- 12 Small Brinjals / Eggplants
- 1-2 Slit Green Chillies
- 2-3 tbsp Oil
- 1-2 tbsp Coriander Leaves
For the stuffing
- 1 Dry Red Chilli
- 2 Small Onions
- 1/2 cup Peanuts
- 1 tbsp Coriander Seeds
- 2 tbsp Desiccated Coconut / Dry Coconut
- 1 inch Cinnamon Stick
- 3-4 Cloves
- 1 inch Ginger
- 3 Garlic Cloves
- 1-2 Green Chillies
- 1/4 tsp Turmeric Powder
- Tamarind small lemon size ball
- 1 tsp Jaggery
- 1 tbsp + 1 tsp Oil
- Salt to taste
To prepare the stuffing, heat a tsp of oil in a pan and add cloves, coriander seeds, cinnamon stick and peanut and fry until golden brown color.
Add dry red chilli and fry for a couple of seconds.
Take them out of the pan and keep it aside.
In the same pan, add one tablespoon of oil and add and saute slit green chillies and chopped onions until they are transparent.
Add dry coconut or desiccated coconut to it and give it a mix.
Combine the roasted peanuts mixture, sauteed onion, turmeric, ginger, garlic, tamarind, salt and jaggery in a blender and grind to a smooth paste by adding a little water. Keep it aside.
Wash the eggplants and make a plus (+) slit on the bottom of the eggplant. Keep one end intact.
Now stuff the eggplants with the ground mixture and keep them aside.
Heat 2-3 tablespoons of oil in a pan.
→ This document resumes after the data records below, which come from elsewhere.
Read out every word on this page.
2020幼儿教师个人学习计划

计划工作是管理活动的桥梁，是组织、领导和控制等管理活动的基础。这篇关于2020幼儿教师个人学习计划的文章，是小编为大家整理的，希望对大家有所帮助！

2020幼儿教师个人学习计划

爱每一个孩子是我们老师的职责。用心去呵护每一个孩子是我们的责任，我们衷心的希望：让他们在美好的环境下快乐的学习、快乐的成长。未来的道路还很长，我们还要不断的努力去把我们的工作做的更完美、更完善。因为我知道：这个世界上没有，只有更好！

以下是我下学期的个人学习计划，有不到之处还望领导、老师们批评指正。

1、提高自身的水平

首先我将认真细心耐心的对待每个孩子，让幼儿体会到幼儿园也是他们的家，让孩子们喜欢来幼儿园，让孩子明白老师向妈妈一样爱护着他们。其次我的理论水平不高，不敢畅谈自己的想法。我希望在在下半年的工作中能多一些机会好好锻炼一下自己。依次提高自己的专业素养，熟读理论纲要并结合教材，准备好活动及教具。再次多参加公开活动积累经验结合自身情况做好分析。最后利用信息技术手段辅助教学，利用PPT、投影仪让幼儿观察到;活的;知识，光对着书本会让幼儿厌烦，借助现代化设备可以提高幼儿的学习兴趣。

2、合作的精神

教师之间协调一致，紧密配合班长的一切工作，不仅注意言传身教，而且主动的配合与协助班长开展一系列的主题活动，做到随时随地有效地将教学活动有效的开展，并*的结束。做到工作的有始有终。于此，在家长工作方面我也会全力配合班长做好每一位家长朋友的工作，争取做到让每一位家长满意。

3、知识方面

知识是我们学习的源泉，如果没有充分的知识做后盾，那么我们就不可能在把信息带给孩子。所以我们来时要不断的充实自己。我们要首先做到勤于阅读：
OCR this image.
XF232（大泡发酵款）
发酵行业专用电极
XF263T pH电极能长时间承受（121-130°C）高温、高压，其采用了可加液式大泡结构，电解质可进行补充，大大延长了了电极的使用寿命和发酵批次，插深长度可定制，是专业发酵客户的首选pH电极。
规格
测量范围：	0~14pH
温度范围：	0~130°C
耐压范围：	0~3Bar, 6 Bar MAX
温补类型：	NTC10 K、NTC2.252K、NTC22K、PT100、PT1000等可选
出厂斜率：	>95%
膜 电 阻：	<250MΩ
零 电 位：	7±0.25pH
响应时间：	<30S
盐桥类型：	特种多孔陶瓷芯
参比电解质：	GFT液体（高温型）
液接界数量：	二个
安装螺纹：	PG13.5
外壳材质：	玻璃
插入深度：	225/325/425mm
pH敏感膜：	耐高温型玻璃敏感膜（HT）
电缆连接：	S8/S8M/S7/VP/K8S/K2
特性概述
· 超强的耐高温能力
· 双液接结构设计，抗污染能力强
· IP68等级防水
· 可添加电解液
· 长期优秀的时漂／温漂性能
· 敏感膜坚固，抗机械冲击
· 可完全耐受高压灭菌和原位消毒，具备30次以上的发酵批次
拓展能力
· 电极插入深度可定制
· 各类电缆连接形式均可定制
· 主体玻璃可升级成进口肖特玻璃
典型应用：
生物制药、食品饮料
Place the stuffed eggplants carefully into the pan and give it a mix.
Add the leftover filling and one cup of water to the pan.
Mix well and cover with a lid.
Let it cook over a medium – flame until they are soft and cooked.
Keep stirring in between and add more water if needed. Adjust salt if needed.
Once they are done, add chopped coriander leaves and serve hot with rice or roti.